People hovering at all available edges of the display cases, courteous glances and awkward shuffles to make your way round the masterpieces on offer, while the cold minimalist atmosphere that has been created to view the pieces at their best is immediately destroyed by the mass of bodies. Sound like every other blockbuster art show in town? Maybe.
But the art on offer at the British Museum’s Ice Age Art: Arrival of the Modern Mind exhibition, dating from between 10,000 and 40,000 years ago is truly ground-breaking. For instance, here you get to see the oldest known portrait of a woman (above), a woman who lived 27,000 years ago in the Czech Republic. It has been created by someone who spent time, energy and resources carving the image complete with sculpted hair (or headdress) and dimpled chin. Contrary to how pre-historic people are often defined – as ‘hunter gatherers’ – here is someone who already knew that there was more to life than their day job and more to life than eating, sleeping and procreating and has chosen to create something instead.

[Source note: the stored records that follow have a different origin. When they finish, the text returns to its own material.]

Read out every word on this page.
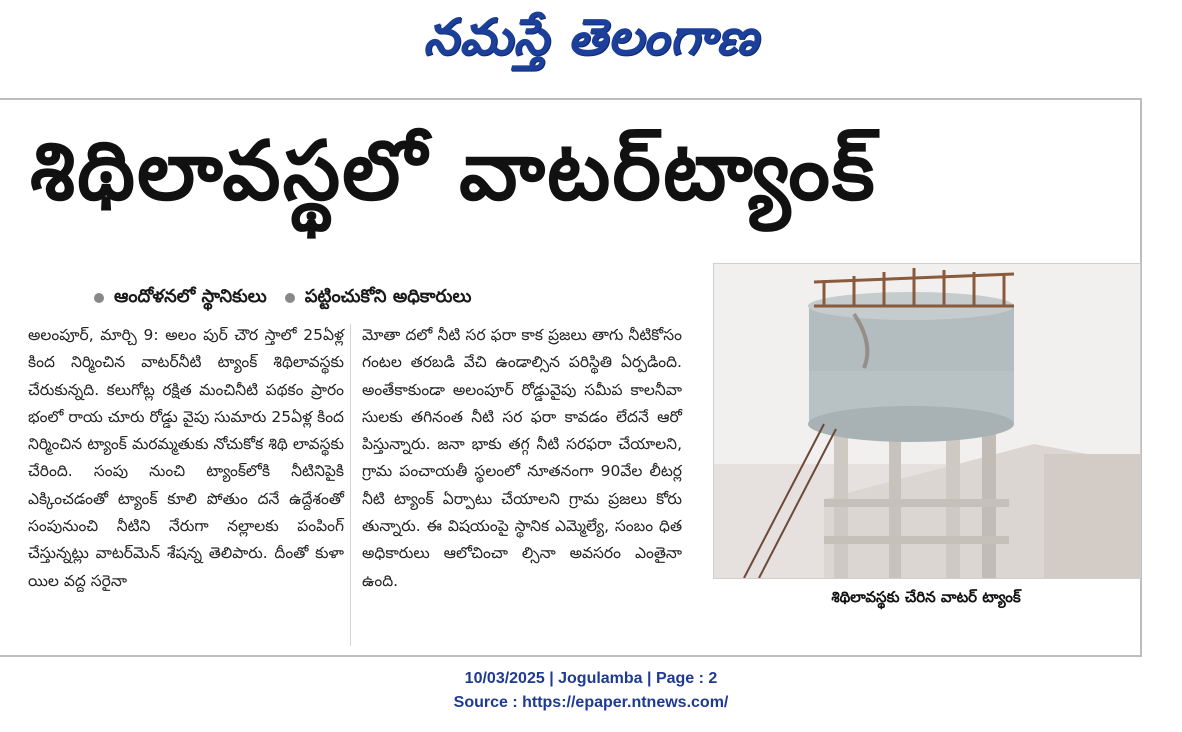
నమస్తే తెలంగాణ
శిథిలావస్థలో వాటర్‌ట్యాంక్
ఆందోళనలో స్థానికులు పట్టించుకోని అధికారులు
అలంపూర్‌, మార్చి 9: అలం పుర్‌ చౌర స్తాలో 25ఏళ్ల కింద నిర్మించిన వాటర్‌నీటి ట్యాంక్‌ శిథిలావస్థకు చేరుకున్నది. కలుగోట్ల రక్షిత మంచినీటి పథకం ప్రారం భంలో రాయ చూరు రోడ్డు వైపు సుమారు 25ఏళ్ల కింద నిర్మించిన ట్యాంక్‌ మరమ్మతుకు నోచుకోక శిథి లావస్థకు చేరింది. సంపు నుంచి ట్యాంక్‌లోకి నీటినిపైకి ఎక్కించడంతో ట్యాంక్‌ కూలి పోతుం దనే ఉద్దేశంతో సంపునుంచి నీటిని నేరుగా నల్లాలకు పంపింగ్‌ చేస్తున్నట్లు వాటర్‌మెన్‌ శేషన్న తెలిపారు. దీంతో కుళా యిల వద్ద సరైనా
మోతా దలో నీటి సర ఫరా కాక ప్రజలు తాగు నీటికోసం గంటల తరబడి వేచి ఉండాల్సిన పరిస్థితి ఏర్పడింది. అంతేకాకుండా అలంపూర్‌ రోడ్డువైపు సమీప కాలనీవా సులకు తగినంత నీటి సర ఫరా కావడం లేదనే ఆరో పిస్తున్నారు. జనా భాకు తగ్గ నీటి సరఫరా చేయాలని, గ్రామ పంచాయతీ స్థలంలో నూతనంగా 90వేల లీటర్ల నీటి ట్యాంక్‌ ఏర్పాటు చేయాలని గ్రామ ప్రజలు కోరు తున్నారు. ఈ విషయంపై స్థానిక ఎమ్మెల్యే, సంబం ధిత అధికారులు ఆలోచించా ల్సినా అవసరం ఎంతైనా ఉంది.
శిథిలావస్థకు చేరిన వాటర్‌ ట్యాంక్‌
10/03/2025 | Jogulamba | Page : 2
Source : https://epaper.ntnews.com/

Alongside the sculpted head of the woman mentioned above, two other pieces from the Czech Republic stand out: An engraved mammoth tusk depicting complex geometric shapes; and a ‘doll or puppet’ found in an isolated grave (above). These were also made about 27,000 years ago.
Apart from reawakening my desire to learn Czech (over and above ‘Jedno pivo, prosim’) it also made me want to know what the area that now makes up the Czech Republic was like at that time. Maybe there’s not much evidence for this which is why minimalist contexts were chosen, but it conjures up wider questions – what was the European landscape like at that time, was it green or desolate? Was it full of trees or grasses? What were people doing other than making art? What/how/where were they hunting?
These questions were alluded to at times in the exhibition but I guess what I really wanted to know was where did these pieces of art come from; something amazing was happening and people had started making objects that today we recognise as ‘art’, but instead of exploring the context of the arrival of this modern mind I came away feeling like I’d just been to a very nice exhibition at the Tate Modern.
I assume exhibiting the pieces as if in a modern art gallery was what the intention was and so they have succeeded in this, but it’s thanks to the quality of the objects on show that I’m sure to be returning for a second look and maybe some more of my questions will be answered then.